The “full firepower” of the EU was needed, specificially “with the issuance of shared bonds”, he added.
He insisted that opposition to coronabonds from the Netherlands and Germany “had to change”, and said he was determined to keep advocating for a “shared, ambitious and fair financial instrument”
Coronabonds, he added, would not “collectivise past or future debts” but would be “specifically designed and time limited”.
Italy is one of several southern European states which have been calling for common debt facilities to cushion the economic impact of the virus.
But conservative politicians in the north fear the plans would mean the eventual mutualisation of all sovereign debts and their taxpayers footing the bill for supposed southern profligacy.
Following marathon talks earlier this month, EU finance ministers agreed an initial coronavirus rescue package worth about €540 billion, but set aside the coronabonds suggestion.
Around €240 billion will come from the European Stability Mechanism (ESM), the EU’s bailout fund, much maligned in the south due to the fact that it makes financial support conditional on economic restructuring.

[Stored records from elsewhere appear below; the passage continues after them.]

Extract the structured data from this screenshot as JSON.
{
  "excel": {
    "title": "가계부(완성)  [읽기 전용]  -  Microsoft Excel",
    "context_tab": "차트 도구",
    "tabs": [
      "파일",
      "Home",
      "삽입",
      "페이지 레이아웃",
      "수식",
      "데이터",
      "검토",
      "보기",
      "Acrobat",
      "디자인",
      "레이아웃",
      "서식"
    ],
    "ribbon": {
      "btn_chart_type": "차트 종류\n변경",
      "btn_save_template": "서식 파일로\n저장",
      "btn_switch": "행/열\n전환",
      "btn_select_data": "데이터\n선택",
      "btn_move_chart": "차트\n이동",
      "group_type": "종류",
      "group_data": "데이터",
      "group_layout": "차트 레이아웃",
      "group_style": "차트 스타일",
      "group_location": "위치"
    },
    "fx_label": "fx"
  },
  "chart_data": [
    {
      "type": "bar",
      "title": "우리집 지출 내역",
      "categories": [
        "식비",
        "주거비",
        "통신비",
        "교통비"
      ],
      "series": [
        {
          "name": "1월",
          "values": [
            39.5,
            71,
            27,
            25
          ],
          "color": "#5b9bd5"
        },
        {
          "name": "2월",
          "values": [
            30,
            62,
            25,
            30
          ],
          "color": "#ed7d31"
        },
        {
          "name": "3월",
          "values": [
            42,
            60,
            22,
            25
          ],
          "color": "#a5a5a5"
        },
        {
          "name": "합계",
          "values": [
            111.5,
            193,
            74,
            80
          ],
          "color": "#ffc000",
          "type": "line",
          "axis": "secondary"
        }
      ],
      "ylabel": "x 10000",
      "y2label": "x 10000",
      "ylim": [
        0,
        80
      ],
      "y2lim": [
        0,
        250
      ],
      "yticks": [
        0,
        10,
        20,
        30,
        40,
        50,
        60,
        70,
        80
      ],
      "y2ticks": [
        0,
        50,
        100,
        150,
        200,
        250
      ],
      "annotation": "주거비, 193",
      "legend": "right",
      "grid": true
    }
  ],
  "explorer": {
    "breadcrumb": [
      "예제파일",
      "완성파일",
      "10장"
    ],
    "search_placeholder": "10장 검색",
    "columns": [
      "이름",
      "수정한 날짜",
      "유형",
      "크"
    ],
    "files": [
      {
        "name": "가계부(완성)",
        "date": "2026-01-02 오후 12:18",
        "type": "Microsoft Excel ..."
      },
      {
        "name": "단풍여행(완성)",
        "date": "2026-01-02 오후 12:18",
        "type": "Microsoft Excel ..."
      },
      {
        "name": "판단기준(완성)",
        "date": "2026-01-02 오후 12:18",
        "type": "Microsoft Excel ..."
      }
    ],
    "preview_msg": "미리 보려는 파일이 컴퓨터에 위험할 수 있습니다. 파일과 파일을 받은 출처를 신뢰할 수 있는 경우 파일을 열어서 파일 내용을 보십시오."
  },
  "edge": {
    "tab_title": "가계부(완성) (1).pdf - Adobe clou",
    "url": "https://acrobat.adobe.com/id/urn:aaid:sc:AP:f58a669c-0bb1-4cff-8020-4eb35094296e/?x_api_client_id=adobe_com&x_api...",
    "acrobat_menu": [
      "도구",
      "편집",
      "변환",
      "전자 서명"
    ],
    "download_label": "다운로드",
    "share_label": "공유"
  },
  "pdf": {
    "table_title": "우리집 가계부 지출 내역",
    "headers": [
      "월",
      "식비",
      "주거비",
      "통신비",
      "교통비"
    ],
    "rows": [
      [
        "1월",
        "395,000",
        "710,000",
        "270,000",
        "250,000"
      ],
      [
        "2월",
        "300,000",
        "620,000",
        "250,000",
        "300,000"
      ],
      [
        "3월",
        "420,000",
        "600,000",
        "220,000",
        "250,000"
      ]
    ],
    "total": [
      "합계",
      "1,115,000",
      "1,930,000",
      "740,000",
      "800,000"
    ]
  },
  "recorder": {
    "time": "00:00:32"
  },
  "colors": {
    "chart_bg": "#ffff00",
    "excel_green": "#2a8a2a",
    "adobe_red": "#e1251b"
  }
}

“We have not forgotten that the Greeks were forced to make unacceptable sacrifices in order to receive loans,” Conte told SZ on Sunday.
He said he was unconvinced that the conditions would be less stringent this time around.
Conte insisted that coronabonds were the only way to send a message to the world that “Europe is solid and united”.
The Italian leader also said his country, which has been hit hardest in Europe by the pandemic, had been “alone” at the start of the outbreak in February.